LAWYERS for the housing authority argue in their brief that public housing is a government benefit that should be given only to drug-free households willing to ensure they don't contribute to illegal drug activity.

"Many drug violators are afoot as guests or household members without the admitted knowledge of the responsible tenants. Yet, such tenants are very much part of the problem," writes Gary LaFayette in his brief filed on behalf of the Oakland Housing Authority. "They are harboring illegal drug activity, even if unwittingly," he says.

The brief continues: "Reallocating their units to equally deserving, needy but drug-free households will improve the habitability of the developments just as much as replacing those who violate drug laws personally."

Lawyers for the tenants say such public housing laws are unfair to the people housing authorities are supposed to be helping.
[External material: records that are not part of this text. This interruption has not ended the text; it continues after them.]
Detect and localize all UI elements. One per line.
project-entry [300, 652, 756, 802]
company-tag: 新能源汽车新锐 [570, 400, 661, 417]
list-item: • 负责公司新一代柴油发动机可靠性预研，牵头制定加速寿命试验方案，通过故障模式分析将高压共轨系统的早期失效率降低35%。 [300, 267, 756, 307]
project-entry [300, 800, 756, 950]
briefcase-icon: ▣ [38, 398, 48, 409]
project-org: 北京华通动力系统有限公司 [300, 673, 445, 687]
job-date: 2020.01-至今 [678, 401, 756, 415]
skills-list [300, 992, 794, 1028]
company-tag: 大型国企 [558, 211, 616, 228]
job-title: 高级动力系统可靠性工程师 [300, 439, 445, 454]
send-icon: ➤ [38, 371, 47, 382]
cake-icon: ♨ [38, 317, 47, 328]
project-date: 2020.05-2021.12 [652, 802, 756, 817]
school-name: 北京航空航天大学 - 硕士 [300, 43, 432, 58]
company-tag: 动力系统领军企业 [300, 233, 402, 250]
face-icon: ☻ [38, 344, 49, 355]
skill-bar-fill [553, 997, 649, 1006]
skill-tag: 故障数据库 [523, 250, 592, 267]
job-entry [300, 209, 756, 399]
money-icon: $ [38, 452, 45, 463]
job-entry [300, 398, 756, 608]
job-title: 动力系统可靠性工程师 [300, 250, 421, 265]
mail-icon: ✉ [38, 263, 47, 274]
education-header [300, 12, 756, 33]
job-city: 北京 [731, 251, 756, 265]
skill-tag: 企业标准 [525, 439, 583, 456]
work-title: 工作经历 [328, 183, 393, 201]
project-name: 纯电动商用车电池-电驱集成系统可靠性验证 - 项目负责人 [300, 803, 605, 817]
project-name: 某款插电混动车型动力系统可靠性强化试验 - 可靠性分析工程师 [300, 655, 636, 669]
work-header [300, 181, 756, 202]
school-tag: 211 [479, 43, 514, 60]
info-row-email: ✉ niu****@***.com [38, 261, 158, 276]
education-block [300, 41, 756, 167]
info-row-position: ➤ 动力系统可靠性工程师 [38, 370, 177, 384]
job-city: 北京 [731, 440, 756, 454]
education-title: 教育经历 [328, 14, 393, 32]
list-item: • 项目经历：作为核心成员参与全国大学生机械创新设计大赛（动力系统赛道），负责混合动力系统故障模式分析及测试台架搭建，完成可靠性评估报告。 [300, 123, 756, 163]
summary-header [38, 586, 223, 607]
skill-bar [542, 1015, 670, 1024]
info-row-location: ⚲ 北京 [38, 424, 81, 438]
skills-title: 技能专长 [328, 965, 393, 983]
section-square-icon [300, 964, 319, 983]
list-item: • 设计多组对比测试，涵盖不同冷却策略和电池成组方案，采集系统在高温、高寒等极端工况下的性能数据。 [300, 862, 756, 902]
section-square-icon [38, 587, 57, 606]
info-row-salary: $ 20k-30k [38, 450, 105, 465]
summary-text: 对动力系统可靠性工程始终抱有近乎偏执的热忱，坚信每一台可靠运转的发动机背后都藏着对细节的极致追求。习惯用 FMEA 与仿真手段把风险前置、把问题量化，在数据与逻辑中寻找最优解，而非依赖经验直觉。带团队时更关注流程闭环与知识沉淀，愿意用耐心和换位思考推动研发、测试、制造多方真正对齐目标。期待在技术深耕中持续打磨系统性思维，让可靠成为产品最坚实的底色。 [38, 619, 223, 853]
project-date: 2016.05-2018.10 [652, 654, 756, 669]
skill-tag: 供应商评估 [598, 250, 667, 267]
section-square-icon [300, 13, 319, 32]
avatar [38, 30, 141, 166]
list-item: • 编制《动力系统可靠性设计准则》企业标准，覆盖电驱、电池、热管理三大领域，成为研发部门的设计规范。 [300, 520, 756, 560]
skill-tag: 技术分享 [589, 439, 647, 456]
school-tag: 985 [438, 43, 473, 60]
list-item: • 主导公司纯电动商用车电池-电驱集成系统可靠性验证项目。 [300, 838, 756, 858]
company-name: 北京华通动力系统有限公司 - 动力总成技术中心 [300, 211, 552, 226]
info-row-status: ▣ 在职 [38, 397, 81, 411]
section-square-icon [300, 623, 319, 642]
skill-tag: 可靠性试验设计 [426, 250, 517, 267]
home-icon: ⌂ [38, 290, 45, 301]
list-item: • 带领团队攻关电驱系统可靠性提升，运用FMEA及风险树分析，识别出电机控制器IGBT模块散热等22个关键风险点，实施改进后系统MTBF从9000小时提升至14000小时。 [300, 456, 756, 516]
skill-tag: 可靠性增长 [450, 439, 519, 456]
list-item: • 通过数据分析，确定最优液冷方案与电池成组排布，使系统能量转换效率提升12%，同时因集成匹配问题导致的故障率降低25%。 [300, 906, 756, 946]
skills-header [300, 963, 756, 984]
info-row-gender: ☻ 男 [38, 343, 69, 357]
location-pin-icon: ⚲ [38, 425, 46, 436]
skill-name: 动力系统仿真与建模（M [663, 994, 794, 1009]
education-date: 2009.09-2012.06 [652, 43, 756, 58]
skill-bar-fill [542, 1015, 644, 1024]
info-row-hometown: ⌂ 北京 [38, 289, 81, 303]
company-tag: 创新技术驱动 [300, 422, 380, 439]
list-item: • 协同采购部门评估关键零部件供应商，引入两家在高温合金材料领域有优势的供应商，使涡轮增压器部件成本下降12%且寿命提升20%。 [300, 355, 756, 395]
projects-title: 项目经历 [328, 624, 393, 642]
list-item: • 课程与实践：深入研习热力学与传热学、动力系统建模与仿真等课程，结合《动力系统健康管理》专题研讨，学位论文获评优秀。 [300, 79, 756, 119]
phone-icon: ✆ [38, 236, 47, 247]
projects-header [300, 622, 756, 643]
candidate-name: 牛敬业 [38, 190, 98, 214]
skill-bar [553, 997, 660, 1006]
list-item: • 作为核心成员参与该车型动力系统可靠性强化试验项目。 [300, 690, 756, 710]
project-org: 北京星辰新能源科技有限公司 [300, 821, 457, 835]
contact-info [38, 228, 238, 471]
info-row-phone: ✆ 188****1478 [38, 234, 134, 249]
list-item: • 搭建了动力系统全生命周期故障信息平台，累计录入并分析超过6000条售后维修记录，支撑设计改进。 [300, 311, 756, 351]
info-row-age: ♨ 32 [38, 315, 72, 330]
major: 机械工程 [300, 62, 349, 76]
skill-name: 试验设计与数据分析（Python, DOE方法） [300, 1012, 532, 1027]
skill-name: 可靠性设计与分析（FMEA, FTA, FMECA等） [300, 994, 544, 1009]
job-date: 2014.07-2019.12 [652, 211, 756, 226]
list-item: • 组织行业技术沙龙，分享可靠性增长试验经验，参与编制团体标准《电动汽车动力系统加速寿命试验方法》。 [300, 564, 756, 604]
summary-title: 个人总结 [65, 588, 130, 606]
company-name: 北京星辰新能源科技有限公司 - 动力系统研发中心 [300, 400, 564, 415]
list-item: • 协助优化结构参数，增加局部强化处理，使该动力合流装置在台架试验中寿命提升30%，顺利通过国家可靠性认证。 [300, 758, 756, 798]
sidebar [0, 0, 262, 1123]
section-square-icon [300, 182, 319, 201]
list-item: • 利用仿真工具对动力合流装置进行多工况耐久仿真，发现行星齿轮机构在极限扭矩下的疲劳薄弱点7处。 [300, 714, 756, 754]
"It is a sentence of homelessness," says Ms. Omura. "For someone who is disabled and getting $700 a month, how do you find a place to live when you lose your subsidized housing?"

Of the four tenants, both Barbara Hill and Willie Lee, 71, were ordered evicted because their grandsons were caught smoking marijuana in the parking lot.

Herman Walker, a 75-year-old disabled man with a live-in caregiver, received his eviction notice because his caregiver and her guests were found with cocaine. Pearlie Rucker, 63, who has lived in public housing for 17 years, was ordered out because her daughter was found with cocaine three blocks from the housing complex.

Lawyers for the tenants fought the evictions in federal court, arguing that the agency was applying the law in an unfair and unconstitutional manner.

A federal judge agreed, but was reversed by a divided federal appeals court panel. That panel was then reversed when the full Ninth US Circuit Court of Appeals in San Francisco heard the case.

The Ninth Circuit ruled 7 to 4 that the law doesn't apply to tenants who have no prior knowledge of the illicit drug activity. The judges said even though the law doesn't specifically outline a requirement of knowledge, the same "innocent owner" provisions that Congress enacted to protect unknowing property owners from government attempts to claim their property also applies to public housing lease holders.

Critics of this decision say it is an example of unelected appeals court judges replacing congressional policy judgments with their own. "Our system of checks and balances isn't meant to have judges second-guess the fairness of laws passed by Congress," says H. Joseph Escher III, a San Francisco lawyer who filed a friend-of-the-court brief for the Center for the Community Interest, supporting the housing authority.

In November, the Eleventh US Circuit Court of Appeals in Atlanta took up a similar case involving a single mother being evicted from a Tampa housing complex because her son was involved in a drug transaction. That court ruled that a tenant's lack of knowledge of her son's drug activity was not a defense to an eviction notice.

The US Supreme Court will resolve this split between the two appeals court circuits. The case, Housing and Urban Development v. Rucker, is expected to be decided by late June.